A copy of the letter to Credit Suisse appears here and below:
Dear Ms. Lalime:
Credit Suisse Securities (USA) LLC
I write concerning your firm’s participation in recent stock market transactions involving Archegos Capital Management (Archegos) and its principal owner Sung Kook (Bill) Hwang.
I am troubled, but not surprised, by the news reports that Archegos entered into risky derivatives transactions facilitated by major investment banks, resulting in panicked selling of stocks worth tens of billions of dollars and those banks collectively losing nearly $10 billion. Similar failures in the past, including Long-Term Capital Management and Amaranth Advisors, demonstrate the hazards to market stability and investor confidence when excessive leverage is combined with careless risk taking.
Based on news reports and discussions with financial regulators, it appears Credit Suisse acted as one of several prime brokers for Archegos and conducted a “margin call” in the last week of March, rapidly liquidating shares of several companies. The details and ultimate consequence of Archegos’s failure remain to be seen, but the massive transactions, and losses, raise several questions regarding Credit Suisse’s relationship with Archegos and the treatment of so-called “family offices,” Mr.

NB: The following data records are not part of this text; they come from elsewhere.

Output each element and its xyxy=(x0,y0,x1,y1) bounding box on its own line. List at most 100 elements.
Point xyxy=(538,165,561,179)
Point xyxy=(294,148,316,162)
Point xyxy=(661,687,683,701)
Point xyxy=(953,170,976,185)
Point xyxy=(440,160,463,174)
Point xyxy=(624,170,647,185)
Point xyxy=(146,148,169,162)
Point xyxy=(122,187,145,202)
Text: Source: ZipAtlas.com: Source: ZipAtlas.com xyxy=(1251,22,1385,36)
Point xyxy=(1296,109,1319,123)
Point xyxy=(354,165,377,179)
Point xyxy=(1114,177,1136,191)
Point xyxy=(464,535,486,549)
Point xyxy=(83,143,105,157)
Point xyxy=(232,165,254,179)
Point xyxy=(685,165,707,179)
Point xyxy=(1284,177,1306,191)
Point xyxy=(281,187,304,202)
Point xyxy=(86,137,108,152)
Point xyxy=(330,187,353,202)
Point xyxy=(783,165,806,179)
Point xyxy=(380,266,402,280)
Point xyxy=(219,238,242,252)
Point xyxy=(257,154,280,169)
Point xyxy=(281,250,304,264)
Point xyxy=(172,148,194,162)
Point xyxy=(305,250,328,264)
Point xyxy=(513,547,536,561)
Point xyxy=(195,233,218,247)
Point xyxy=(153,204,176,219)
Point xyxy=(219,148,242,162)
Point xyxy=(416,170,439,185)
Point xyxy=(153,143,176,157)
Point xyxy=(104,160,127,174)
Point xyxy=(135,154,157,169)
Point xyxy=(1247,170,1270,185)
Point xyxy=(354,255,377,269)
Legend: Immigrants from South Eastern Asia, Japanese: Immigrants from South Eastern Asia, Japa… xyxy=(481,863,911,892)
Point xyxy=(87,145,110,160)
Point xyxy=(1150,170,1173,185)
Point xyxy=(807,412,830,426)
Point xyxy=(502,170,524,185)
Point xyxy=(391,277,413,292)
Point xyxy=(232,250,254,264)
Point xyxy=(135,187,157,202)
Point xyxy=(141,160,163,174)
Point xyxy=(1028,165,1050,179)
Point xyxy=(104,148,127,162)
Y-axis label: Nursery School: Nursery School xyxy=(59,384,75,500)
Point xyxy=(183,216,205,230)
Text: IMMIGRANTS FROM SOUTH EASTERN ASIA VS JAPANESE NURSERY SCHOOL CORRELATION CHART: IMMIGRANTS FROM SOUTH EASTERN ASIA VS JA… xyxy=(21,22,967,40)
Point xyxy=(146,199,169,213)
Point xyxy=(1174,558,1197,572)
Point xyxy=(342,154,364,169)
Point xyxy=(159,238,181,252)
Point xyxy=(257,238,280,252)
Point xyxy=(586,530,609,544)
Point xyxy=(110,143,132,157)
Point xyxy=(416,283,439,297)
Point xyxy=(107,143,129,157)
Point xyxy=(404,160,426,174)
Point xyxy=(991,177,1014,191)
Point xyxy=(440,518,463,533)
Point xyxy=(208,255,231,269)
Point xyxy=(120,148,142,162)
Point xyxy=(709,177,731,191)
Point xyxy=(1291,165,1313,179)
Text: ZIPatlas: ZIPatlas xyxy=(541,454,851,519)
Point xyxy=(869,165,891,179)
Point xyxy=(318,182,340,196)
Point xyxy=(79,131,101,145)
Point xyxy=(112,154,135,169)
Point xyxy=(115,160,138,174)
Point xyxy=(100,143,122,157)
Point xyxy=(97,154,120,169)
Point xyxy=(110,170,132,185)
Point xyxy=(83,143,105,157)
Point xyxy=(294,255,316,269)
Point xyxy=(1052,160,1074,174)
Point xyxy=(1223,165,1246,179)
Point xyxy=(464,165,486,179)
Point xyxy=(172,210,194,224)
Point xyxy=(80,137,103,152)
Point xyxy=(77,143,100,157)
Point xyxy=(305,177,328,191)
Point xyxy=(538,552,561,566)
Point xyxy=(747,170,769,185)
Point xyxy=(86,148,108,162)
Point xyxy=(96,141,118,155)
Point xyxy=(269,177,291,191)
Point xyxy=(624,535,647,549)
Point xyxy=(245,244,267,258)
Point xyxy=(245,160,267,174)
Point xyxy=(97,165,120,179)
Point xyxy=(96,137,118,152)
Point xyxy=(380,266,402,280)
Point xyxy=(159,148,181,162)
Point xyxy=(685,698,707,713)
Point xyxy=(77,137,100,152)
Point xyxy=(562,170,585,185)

Hwang’s history, and the transactions that have been mentioned in news reports.
So that I may better understand the circumstances of the Archegos transactions and Credit Suisse’s involvement, please respond to the following by April 22, 2021. To the extent separate answers or details are necessary to explain activity of different Credit Suisse entities, please describe with specificity for each entity.
- Please outline the know your customer (KYC) review and client onboarding process for family offices, including any consideration given to whether the family office is subject to regulatory registration or reporting;
- Please describe:
- the services offered to family offices through your prime brokerage or similar divisions,
- how family offices are evaluated to determine eligibility for services or products, including the extension of credit,
- if there are services or products that are not offered to family offices that are not subject to regulatory registration or reporting, and
- how collateral, including initial margin and variation margin, is maintained for transactions with those clients;
- With respect to family offices, describe any periodic reviews of client details and KYC information, privileges, and market activity your firm conducts, including their frequency;
- Please explain the client onboarding process, including any supervisor or risk committee approvals, for Archegos, identifying when it became a client, and the consideration of the 2012 agreement to criminal wire fraud by Tiger Asia Management LLC, Mr. Hwang’s prior firm, and his and Tiger Asia Management’s settlement of civil fraud charges related to allegations of insider trading and manipulation that led to a $44 million penalty and an industry bar;
- Identify the broker-dealer, bank, and other entities, directly or indirectly, involved in transactions with Archegos and that participated in the margin call and resulting stock sales;
- Describe any policies or procedures relevant to the entities in item 5 that address providing to U.S. based entities total return swaps or similar transactions referencing publicly traded stocks that provide an economic interest that would be subject to regulatory reporting with the SEC or other regulators if the referenced stocks were directly held;
- To address news reports regarding the Archegos margin call, please explain Credit Suisse’s participation in, or consideration of, any coordination with other banks to sell, or to refrain from selling, stocks related to Archegos transactions;
- As detailed in news reports, Archegos-related margin calls involved the sale of shares of ViacomCBS Inc., which exhibited significant volatility in March, beginning the month at $67, reaching $100, and ending the month at $45. Several of the banks engaged in trading relationships with Archegos participated in an SEC-registered offering of ViacomCBS shares on March 23 at a price of $85. Please discuss whether that offering contributed to the Archegos margin call;
- Given the stunning speed and size of the stock sales leading to Archegos’s failure, please explain any information, market activity, or other factors that you believe caused or contributed to the margin call; and
- Finally, please describe any amendments to policies or documentation that any of the entities identified in item 5 have made, or intend to make, in relation to existing or future transactions or relationships with family offices.
I appreciate your attention to this matter, and thank you for your timely cooperation.